Their Day in Court

Nicaraguan banana workers may finally get justice

Megan Rowling

Nicaraguan banana workers, like this one in a processing plant, may soon be able to get legal protection in American courts from unsafe working conditions.
Claudia Blanco used to put in an exhausting workday at the Finca San Carlos banana plantation in Chinandega, Nicaragua. She would get up at 3 a.m. to prepare food for her children, leave for the plantation at 6 a.m., work in the fields all morning, and then pack bananas until 8 p.m.—all for a dollar a day. Meager as it was, she needed the money.

Two years ago, however, she was sacked for defending the workers’ right to a collective bargaining agreement. Now, as the women’s representative for the Rural Workers’ Association, she works to improve labor conditions for her colleagues, especially to win justice for workers poisoned by pesticides.

Health problems are rampant in Chinandega, including sterility, cancers, and birth defects in children. According to La Jornada, a third of women tested in Chinandega’s Profamilia clinic in mid-2001 were found to have breast or uterine cancer. Blanco herself recently had an operation for breast cancer, which she believes was caused by pesticide exposure. Specifically, Blanco and her colleagues are worried about dibromochloropropane (DBCP), a pesticide agent the United States banned in 1979 but which is still used on Nicaragua’s banana plantations. As yet, there is no scientific proof that such cancers are caused by DBCP, but research has shown that the agent causes sterility in men, and it is now widely thought to increase the risk of tumors.

Attorney Walter Gutiérrez has sued several multinationals that allegedly sold or used pesticides containing the chemical in Nicaragua. “The companies’ obligation was to let the workers know [DBCP was potentially harmful], so that they could protect themselves,” Gutiérrez argues. “This stuff was dumped on them.”

Last December, a Nicaraguan judge ordered Dow Chemical, Shell Chemical, and Standard Fruit (an affiliate of Dole Food Co.) to pay $489 million to 468 banana workers allegedly affected by DBCP. So far, however, the companies have refused to recognize the ruling.

The workers have filed suit in Los Angeles to get the judgment enforced in the United States, but Dow and Shell have hit back, requesting that the case be transferred from state to federal court, a tactic that aims to ensure that the lawsuit is heard without a jury.

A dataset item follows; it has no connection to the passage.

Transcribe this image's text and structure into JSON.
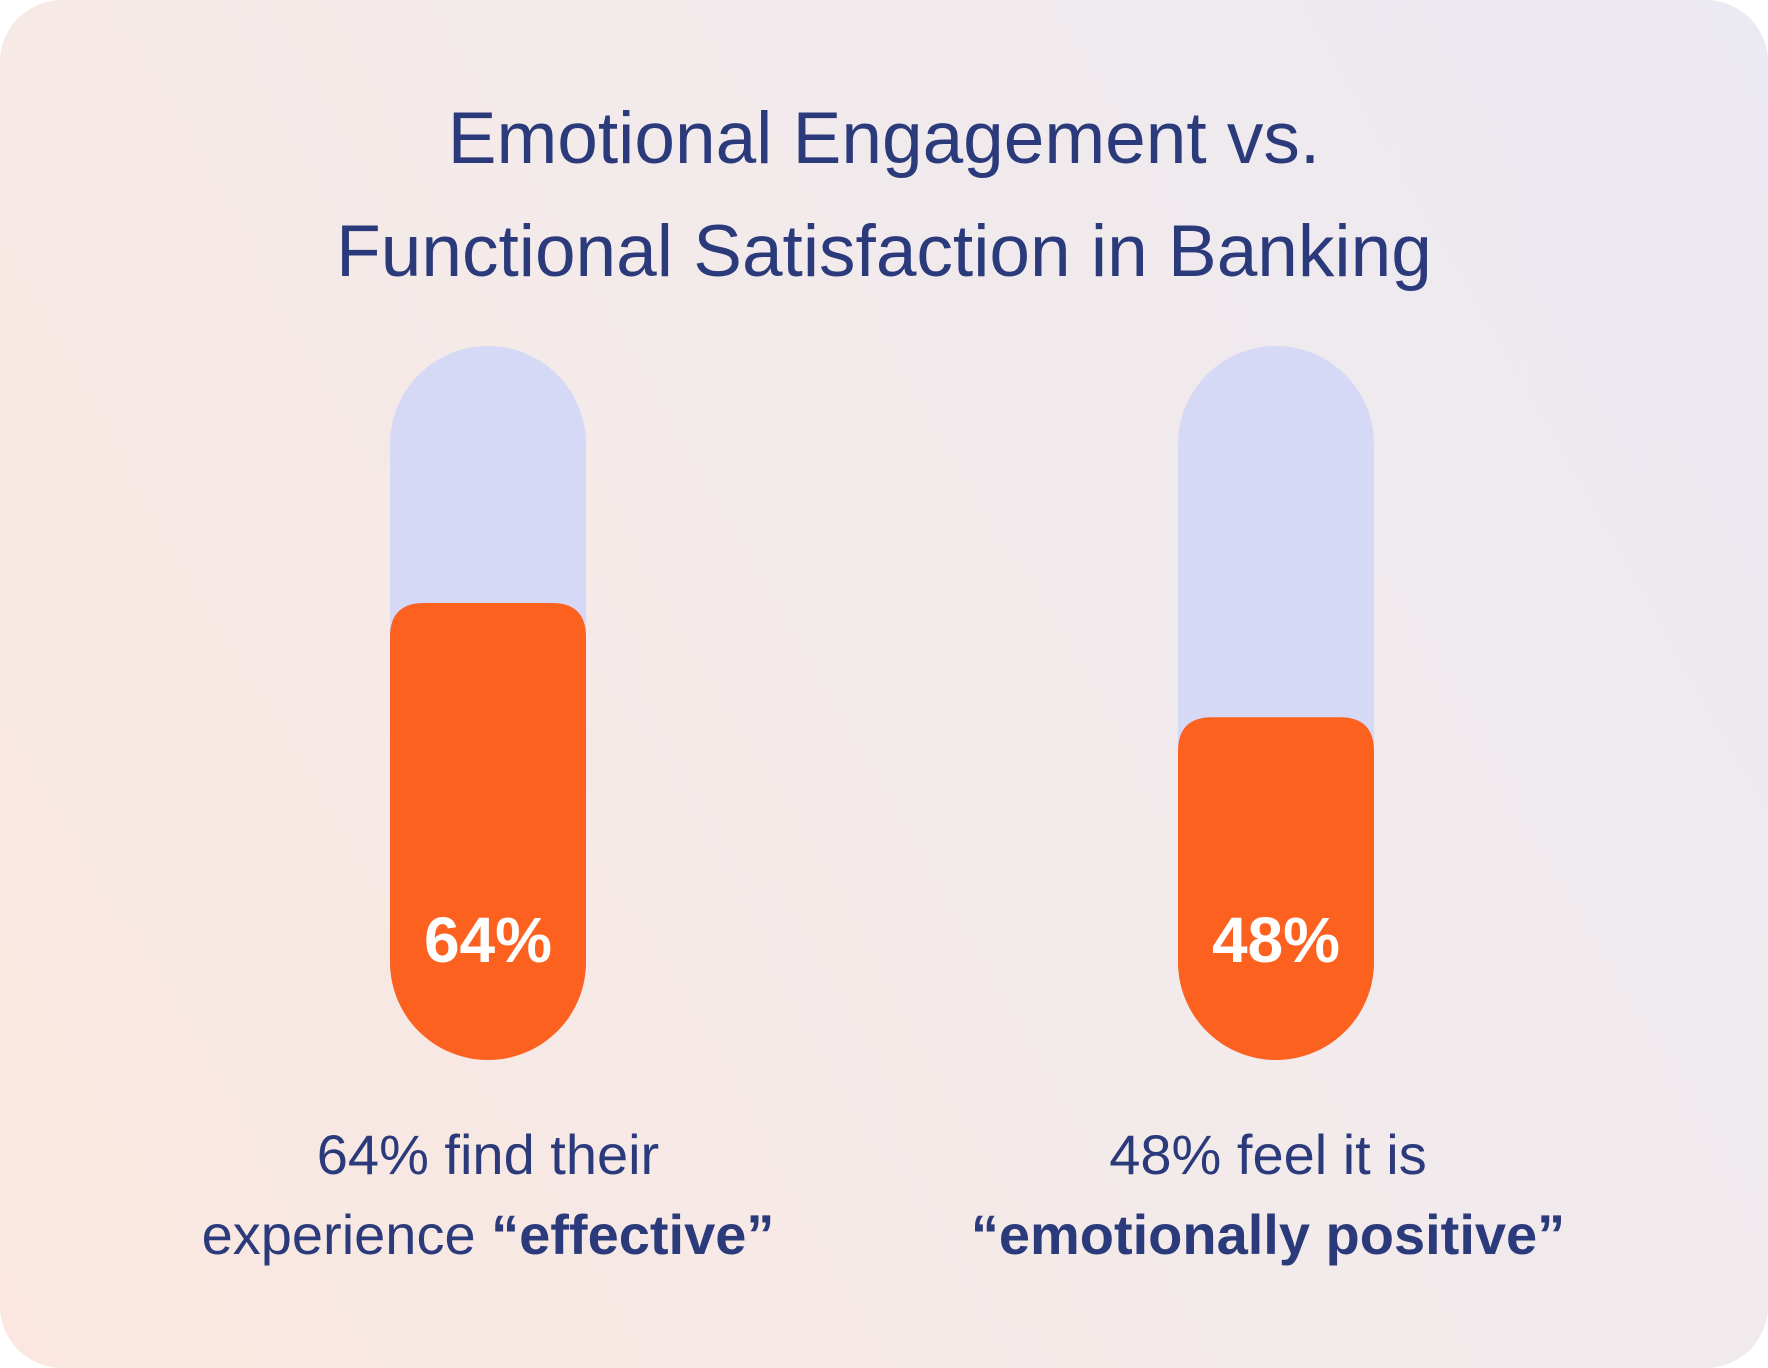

Attorney Christian Hartley recently won a Supreme Court case to stop Dole from getting a similar lawsuit transferred to a federal court. Now he expects the suit to resume in the Hawaii State Court this autumn after a six-year delay.

Dole argued in a May 6 filing with the Securities and Exchange Commission that a Nicaraguan law enacted in 2001 permitting the banana workers to prosecute multinationals is “unconstitutional and violates international due process.” And the Office of the U.S. Trade Representative identified the law as an obstacle to investment in this year’s report on foreign trade barriers. In the coming months, U.S. officials negotiating the Central America Free Trade Agreement will be aiming to establish rules that prevent similar legislation.

Litigation may be banana workers’ best hope to protect themselves from DBCP, according to Arthur Frank, professor of public health at Drexel University. “More progress is made in the protection of consumers and workers in the law courts than in any other branch of government,” he explains. “When companies are attacked in their pocketbooks, they see to making changes.”

In the face of growing concern, many multinationals involved in the banana industry say they are now making efforts to conduct their business in an environmentally and socially responsible manner. Yet voluntary codes of conduct have not provided adequate safeguards. Alistair Smith, international co-ordinator for Banana Link, a British organization that campaigns for sustainable production and trade in bananas, says companies could do more: “We can’t expect these companies to do away with chemicals completely. But we can expect them to rationalize their use, and look for alternative, less toxic methods of production.”

Meanwhile, Gutiérrez says that three Nicaraguan banana workers die a month of DBCP-related diseases, unable to pay for medical treatment. For some, the outcome of the current legal proceedings and any resulting compensation will come too late to make a difference.